O orador destacou os programas “Angola Investe” e “Pro-Jovem” como oportunidades que os empreendedores e aspirantes ao exercício da actividade económica têm para concretizar ideias, criando riqueza e emprego, no âmbito da diversificação da economia.
“Empreender é saber o que fazer, como fazer e com o que fazer. São habilidades que cada um tem para colocar bens e serviços numa dada localidade, através de projectos concretos, quando se conhece o poder económico dos potenciais consumidores, e efectuar o estudo do mercado”, disse. O empreendedorismo, acrescentou, pode resultar de pessoas com valências técnico-profissionais, que concretizam as suas ambições com o apoio do Estado e de consultores.
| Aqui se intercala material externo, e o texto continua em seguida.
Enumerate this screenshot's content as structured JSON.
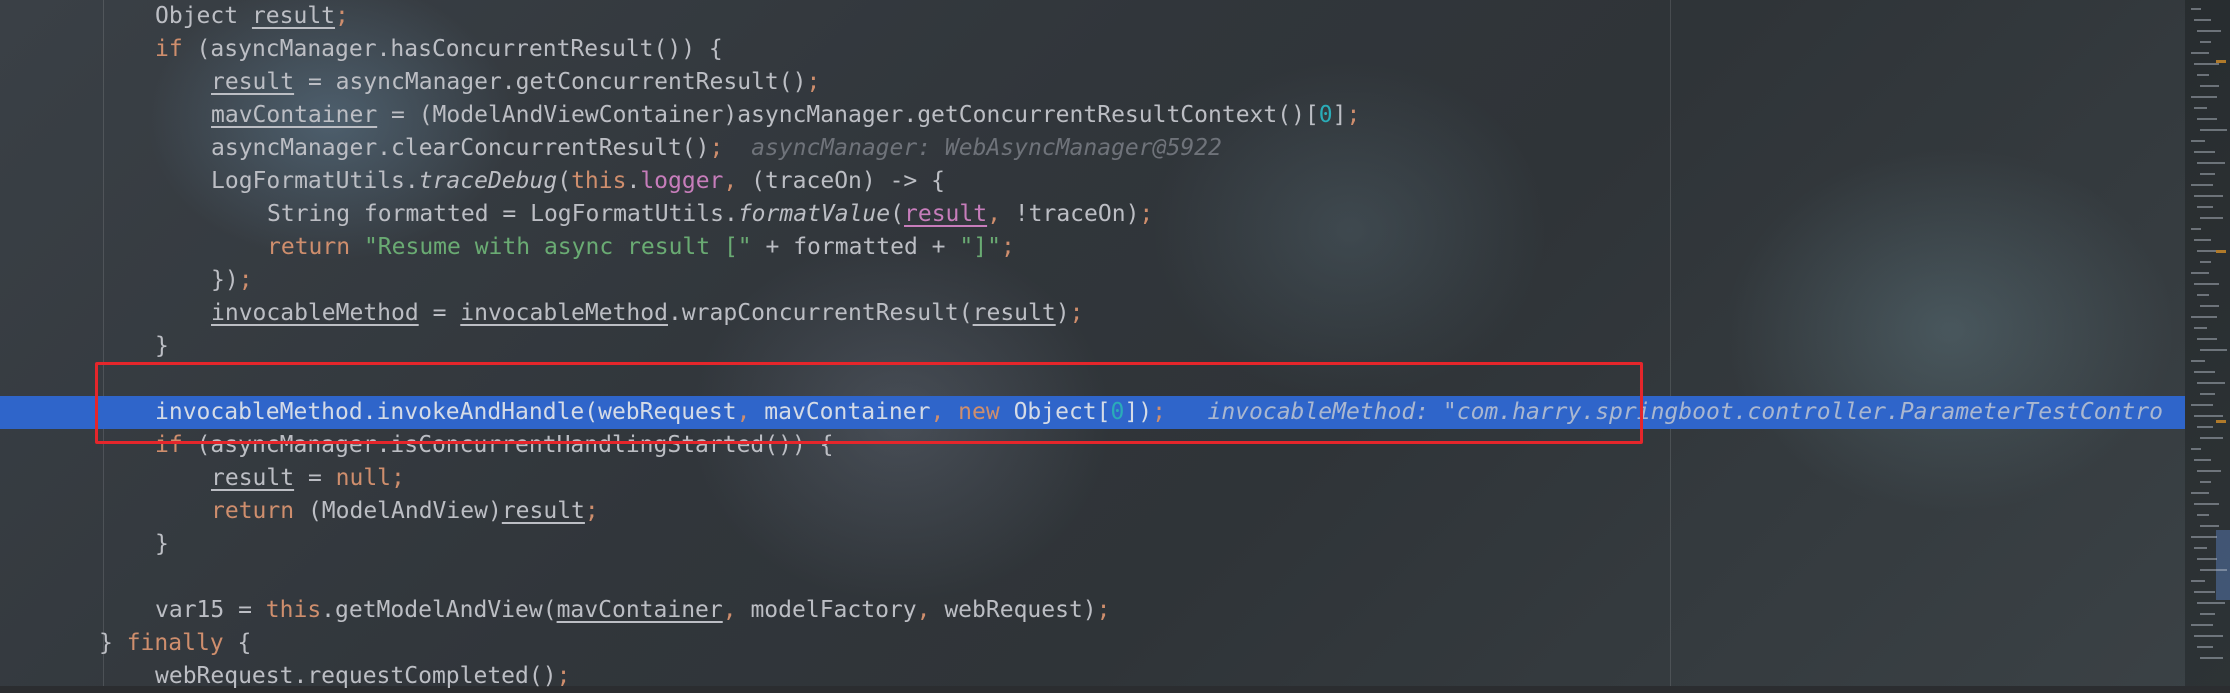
{
  "editor": {
    "lines": [
      {
        "segments": [
          [
            "Object ",
            ""
          ],
          [
            "result",
            "ul"
          ],
          [
            ";",
            "kw"
          ]
        ]
      },
      {
        "segments": [
          [
            "if",
            "kw"
          ],
          [
            " (asyncManager.hasConcurrentResult()) {",
            ""
          ]
        ]
      },
      {
        "segments": [
          [
            "result",
            "ul"
          ],
          [
            " = asyncManager.getConcurrentResult()",
            ""
          ],
          [
            ";",
            "kw"
          ]
        ]
      },
      {
        "segments": [
          [
            "mavContainer",
            "ul"
          ],
          [
            " = (ModelAndViewContainer)asyncManager.getConcurrentResultContext()[",
            ""
          ],
          [
            "0",
            "num"
          ],
          [
            "]",
            ""
          ],
          [
            ";",
            "kw"
          ]
        ]
      },
      {
        "segments": [
          [
            "asyncManager.clearConcurrentResult()",
            ""
          ],
          [
            ";",
            "kw"
          ],
          [
            "  ",
            ""
          ],
          [
            "asyncManager: WebAsyncManager@5922",
            "hint"
          ]
        ]
      },
      {
        "segments": [
          [
            "LogFormatUtils.",
            ""
          ],
          [
            "traceDebug",
            "it"
          ],
          [
            "(",
            ""
          ],
          [
            "this",
            "kw"
          ],
          [
            ".",
            ""
          ],
          [
            "logger",
            "fld"
          ],
          [
            ", ",
            "kw"
          ],
          [
            "(traceOn) -> {",
            ""
          ]
        ]
      },
      {
        "segments": [
          [
            "String formatted = LogFormatUtils.",
            ""
          ],
          [
            "formatValue",
            "it"
          ],
          [
            "(",
            ""
          ],
          [
            "result",
            "fld ul"
          ],
          [
            ", ",
            "kw"
          ],
          [
            "!traceOn)",
            ""
          ],
          [
            ";",
            "kw"
          ]
        ]
      },
      {
        "segments": [
          [
            "return ",
            "kw"
          ],
          [
            "\"Resume with async result [\"",
            "str"
          ],
          [
            " + formatted + ",
            ""
          ],
          [
            "\"]\"",
            "str"
          ],
          [
            ";",
            "kw"
          ]
        ]
      },
      {
        "segments": [
          [
            "})",
            ""
          ],
          [
            ";",
            "kw"
          ]
        ]
      },
      {
        "segments": [
          [
            "invocableMethod",
            "ul"
          ],
          [
            " = ",
            ""
          ],
          [
            "invocableMethod",
            "ul"
          ],
          [
            ".wrapConcurrentResult(",
            ""
          ],
          [
            "result",
            "ul"
          ],
          [
            ")",
            ""
          ],
          [
            ";",
            "kw"
          ]
        ]
      },
      {
        "segments": [
          [
            "}",
            ""
          ]
        ]
      },
      {
        "segments": []
      },
      {
        "segments": [
          [
            "invocableMethod.invokeAndHandle(webRequest",
            ""
          ],
          [
            ", ",
            "kw"
          ],
          [
            "mavContainer",
            ""
          ],
          [
            ", ",
            "kw"
          ],
          [
            "new ",
            "kw"
          ],
          [
            "Object[",
            ""
          ],
          [
            "0",
            "num"
          ],
          [
            "])",
            ""
          ],
          [
            ";",
            "kw"
          ],
          [
            "   ",
            ""
          ],
          [
            "invocableMethod: \"com.harry.springboot.controller.ParameterTestContro",
            "hint"
          ]
        ]
      },
      {
        "segments": [
          [
            "if",
            "kw"
          ],
          [
            " (asyncManager.isConcurrentHandlingStarted()) {",
            ""
          ]
        ]
      },
      {
        "segments": [
          [
            "result",
            "ul"
          ],
          [
            " = ",
            ""
          ],
          [
            "null",
            "kw"
          ],
          [
            ";",
            "kw"
          ]
        ]
      },
      {
        "segments": [
          [
            "return ",
            "kw"
          ],
          [
            "(ModelAndView)",
            ""
          ],
          [
            "result",
            "ul"
          ],
          [
            ";",
            "kw"
          ]
        ]
      },
      {
        "segments": [
          [
            "}",
            ""
          ]
        ]
      },
      {
        "segments": []
      },
      {
        "segments": [
          [
            "var15 = ",
            ""
          ],
          [
            "this",
            "kw"
          ],
          [
            ".getModelAndView(",
            ""
          ],
          [
            "mavContainer",
            "ul"
          ],
          [
            ", ",
            "kw"
          ],
          [
            "modelFactory",
            ""
          ],
          [
            ", ",
            "kw"
          ],
          [
            "webRequest)",
            ""
          ],
          [
            ";",
            "kw"
          ]
        ]
      },
      {
        "segments": [
          [
            "} ",
            ""
          ],
          [
            "finally ",
            "kw"
          ],
          [
            "{",
            ""
          ]
        ]
      },
      {
        "segments": [
          [
            "webRequest.requestCompleted()",
            ""
          ],
          [
            ";",
            "kw"
          ]
        ]
      }
    ]
  },
  "colors": {
    "current_line": "#2f65ca",
    "highlight_box": "#e5262b",
    "keyword": "#cf8e6d",
    "field": "#c77dbb",
    "number": "#2aacb8",
    "string": "#6aab73"
  }
}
O gestor explicou que o processo passa pela legalização da sociedade, da elaboração de um plano de negócio ou estudo de viabilidade económica, que deve ser apresentado a uma entidade financiadora. Joaquim Gimbi reconheceu que muitos projectos não têm recebido pareceres favoráveis das instituições bancárias, devido a falhas na elaboração e falta de garantias de exequibilidade.
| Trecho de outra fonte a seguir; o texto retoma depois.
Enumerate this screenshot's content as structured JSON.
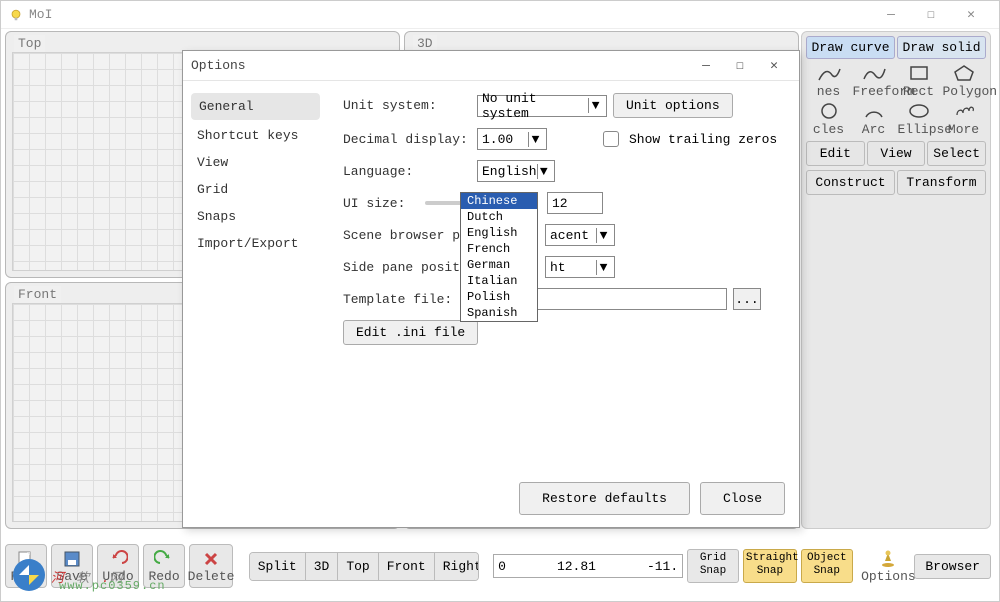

“Recebemos no INAPEM várias reclamações sobre a disfuncionalidade dos programas ‘Angola Investe’ e ‘Pro-Jovem’, porque muitos empresários e empreendedores nacionais não apresentam garantias fiáveis, apesar dos seus projectos viáveis. Outros alegam que os mesmos têm orientação política, o que não corresponde à verdade, tendo em conta que foram criados para garantir o desenvolvimento económico do país. Daí a necessidade de uma maior organização interna das empresas”, referiu. Joaquim Gimbi sublinhou que o atraso na diversificação económica deve-se ao modelo  de desenvolvimento anterior, assente nos recursos minerais, que financiavam as obras públicas, como estradas, pontes, escolas, hospitais e edifícios residenciais, descurando os investimentos nas áreas agrícolas e industriais.
Ainda assim, “o Executivo foi capaz de direccionar parte dos recursos financeiros obtidos da parceria China-Angola para os projectos agrícolas implementados nas fazendas Aldeia Nova, no Waco Kungu, província do Cuanza Sul, Cacanda, na Lunda Norte, e Agricultiva, no município do Negage, província do Uíge”, acrescentou.
Joaquim Gimbi disse que o sucesso da diversificação económica passa ainda pela adopção de modelos e métodos apropriados, e o desenvolvimento das habilidades académicas e profissionais dos angolanos em diversas áreas que facilitam a obtenção de recursos financeiros extra petrolíferos, como a agricultura, pecuária e indústria.
“É fundamental que se aposte no capital humano para que, findas as parcerias com as organizações estrangeiras, os angolanos sejam capazes de continuar a gerir os referidos projectos e assegurarem a sua manutenção, em termos de viabilidade e equipamentos”, enfatizou.

Visão global


O delegado provincial das Finanças, Fernando Laurindo, que procedeu à abertura do encontro de esclarecimento, aconselhou os empresários e empreendedores a terem uma visão mais globalizada sobre a captação de recursos ou criação de parcerias para o investimento na região.
Fernando Laurindo referiu que é necessário que os empreendedores estejam aptos a desfrutar das oportunidades que o Executivo oferece. “O Mundo ‘encolheu’ na distância e ‘alargou’ nas oportunidades”, sublinhou, daí a necessidade de adopção de práticas inovadoras baseadas no conhecimento, novas tecnologias e associativismo.
O coordenador provincial do FAJE, António Vézua, revelou que a associação encontra-se representada em todos os municípios do Uíge e integra mais de 400 empreendedores, que exercem actividades lucrativas ligadas ao comércio, serviços, pequena indústria, agricultura, pecuária, piscicultura e exploração de inertes.
“O FAJE controla empreendedores e aspirantes a esta actividade que há alguns anos viveram bons momentos, tendo em conta os apoios vindos do governo local, que permitiu a criação de negócios que geraram riqueza e emprego e que permitiram erguer várias infra-estruturas”, disse. António Vézua defendeu a necessidade de os empreendedores serem mais criativos, para ultrapassarem as dificuldades e porem em prática as suas ideias.